Harvest excess onions when the tops start to die off and fall down. Leave them for a week or so and then pull them up.  To store, cure by placing them in a hot area for at least a week. Then either hang by the stems in a cool, dry area or cut the stems an inch above the bulb and store them in a cool, dry area, between 5 and 100C.  They should last for at least five months.

In late September dig your potatoes, wipe off surplus dirt, and cure for up to two weeks in a warm, dry, dark area.  This toughens up the skin resulting in less long-term moisture loss and more resistance to bruising.  Then store in light-proof containers and keep at about 5 degrees Celsius at a fairly high humidity. They will store well for up to 6 months. Remember, light causes potatoes to turn green, a poison.

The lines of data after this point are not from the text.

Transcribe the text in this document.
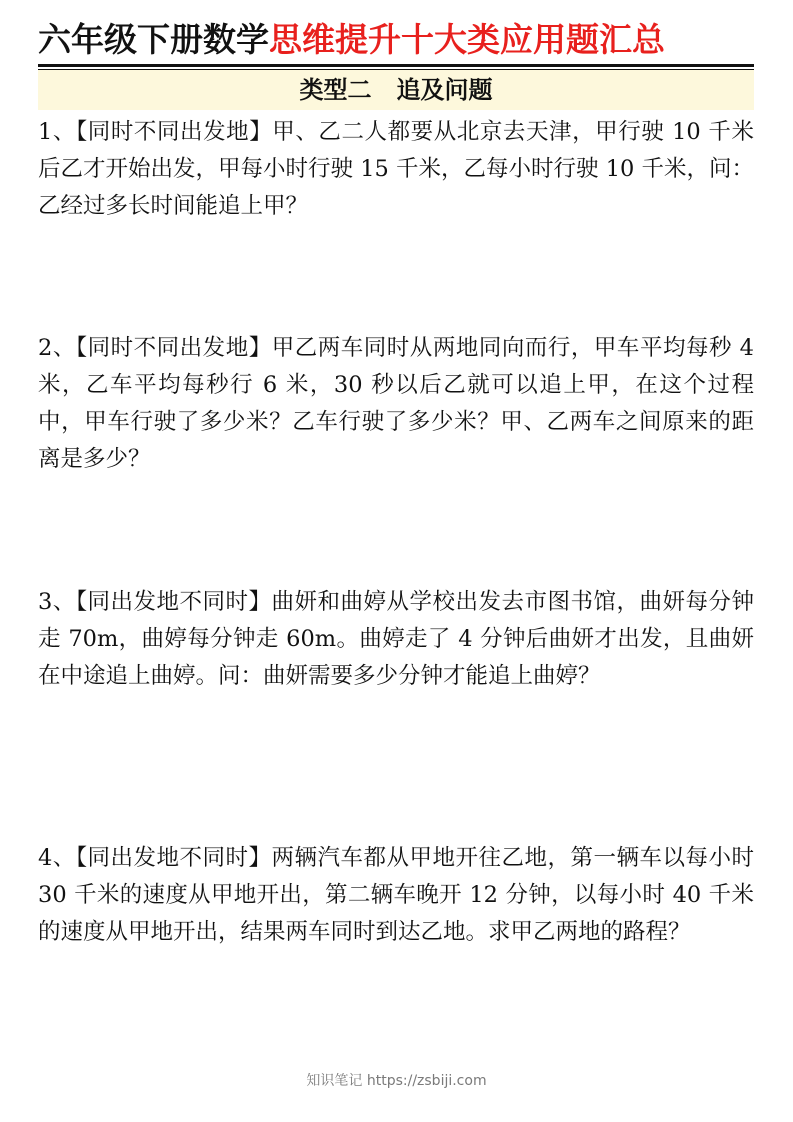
六年级下册数学思维提升十大类应用题汇总
类型二   追及问题
1、【同时不同出发地】甲、乙二人都要从北京去天津，甲行驶 10 千米后乙才开始出发，甲每小时行驶 15 千米，乙每小时行驶 10 千米，问：乙经过多长时间能追上甲？
2、【同时不同出发地】甲乙两车同时从两地同向而行，甲车平均每秒 4 米，乙车平均每秒行 6 米，30 秒以后乙就可以追上甲，在这个过程中，甲车行驶了多少米？乙车行驶了多少米？甲、乙两车之间原来的距离是多少？
3、【同出发地不同时】曲妍和曲婷从学校出发去市图书馆，曲妍每分钟走 70m，曲婷每分钟走 60m。曲婷走了 4 分钟后曲妍才出发，且曲妍在中途追上曲婷。问：曲妍需要多少分钟才能追上曲婷？
4、【同出发地不同时】两辆汽车都从甲地开往乙地，第一辆车以每小时 30 千米的速度从甲地开出，第二辆车晚开 12 分钟，以每小时 40 千米的速度从甲地开出，结果两车同时到达乙地。求甲乙两地的路程？
知识笔记 https://zsbiji.com
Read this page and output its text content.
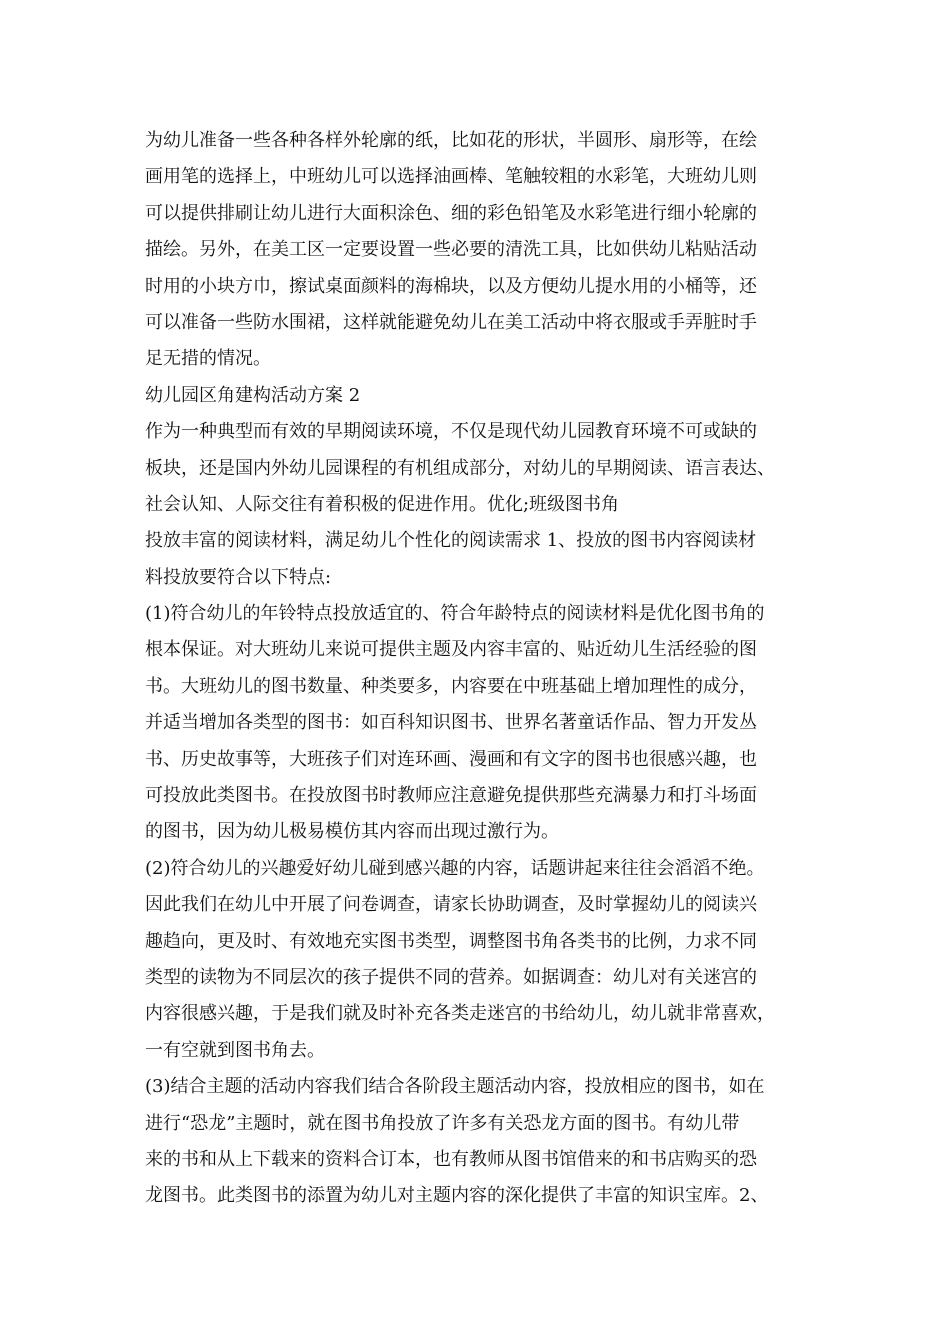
为幼儿准备一些各种各样外轮廓的纸，比如花的形状，半圆形、扇形等，在绘
画用笔的选择上，中班幼儿可以选择油画棒、笔触较粗的水彩笔，大班幼儿则
可以提供排刷让幼儿进行大面积涂色、细的彩色铅笔及水彩笔进行细小轮廓的
描绘。另外，在美工区一定要设置一些必要的清洗工具，比如供幼儿粘贴活动
时用的小块方巾，擦试桌面颜料的海棉块，以及方便幼儿提水用的小桶等，还
可以准备一些防水围裙，这样就能避免幼儿在美工活动中将衣服或手弄脏时手
足无措的情况。
幼儿园区角建构活动方案 2
作为一种典型而有效的早期阅读环境，不仅是现代幼儿园教育环境不可或缺的
板块，还是国内外幼儿园课程的有机组成部分，对幼儿的早期阅读、语言表达、
社会认知、人际交往有着积极的促进作用。优化;班级图书角
投放丰富的阅读材料，满足幼儿个性化的阅读需求 1、投放的图书内容阅读材
料投放要符合以下特点:
(1)符合幼儿的年铃特点投放适宜的、符合年龄特点的阅读材料是优化图书角的
根本保证。对大班幼儿来说可提供主题及内容丰富的、贴近幼儿生活经验的图
书。大班幼儿的图书数量、种类要多，内容要在中班基础上增加理性的成分，
并适当增加各类型的图书：如百科知识图书、世界名著童话作品、智力开发丛
书、历史故事等，大班孩子们对连环画、漫画和有文字的图书也很感兴趣，也
可投放此类图书。在投放图书时教师应注意避免提供那些充满暴力和打斗场面
的图书，因为幼儿极易模仿其内容而出现过激行为。
(2)符合幼儿的兴趣爱好幼儿碰到感兴趣的内容，话题讲起来往往会滔滔不绝。
因此我们在幼儿中开展了问卷调查，请家长协助调查，及时掌握幼儿的阅读兴
趣趋向，更及时、有效地充实图书类型，调整图书角各类书的比例，力求不同
类型的读物为不同层次的孩子提供不同的营养。如据调查：幼儿对有关迷宫的
内容很感兴趣，于是我们就及时补充各类走迷宫的书给幼儿，幼儿就非常喜欢，
一有空就到图书角去。
(3)结合主题的活动内容我们结合各阶段主题活动内容，投放相应的图书，如在
进行“恐龙”主题时，就在图书角投放了许多有关恐龙方面的图书。有幼儿带
来的书和从上下载来的资料合订本，也有教师从图书馆借来的和书店购买的恐
龙图书。此类图书的添置为幼儿对主题内容的深化提供了丰富的知识宝库。2、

Harvest squash when the skin changes color and is hard to indent with your fingernail.  Pumpkin and winter squash will keep for months.  Start by wiping with a disinfectant, cure for a couple of weeks in a warm area, and then store them in a dry cool place.

Zucchini does not keep well.  Eat what you can.  Shred excess zucchini and freeze in a container.  It becomes a good filler for stews.  You can also use it in zucchini muffins or cake.

To freeze excess tomatoes, remove blemishes, cut them into quarters, and first freeze them on a tray and then vacuum seal the frozen tomatoes.  Why?  Because the vacuum sealer draws so much moisture out of fresh tomatoes that it won’t seal the bag.

You can also freeze tomatoes whole by placing them in a plastic container and filling the voids with tomato juice.

Freeze berries such as blueberries, saskatoons, raspberries, strawberries, currents, haskaps, and rhubarb without blanching and vacuum freeze.  Berries that are pitted such as chokecherries or pin cherries can be made into jelly or pancake syrup.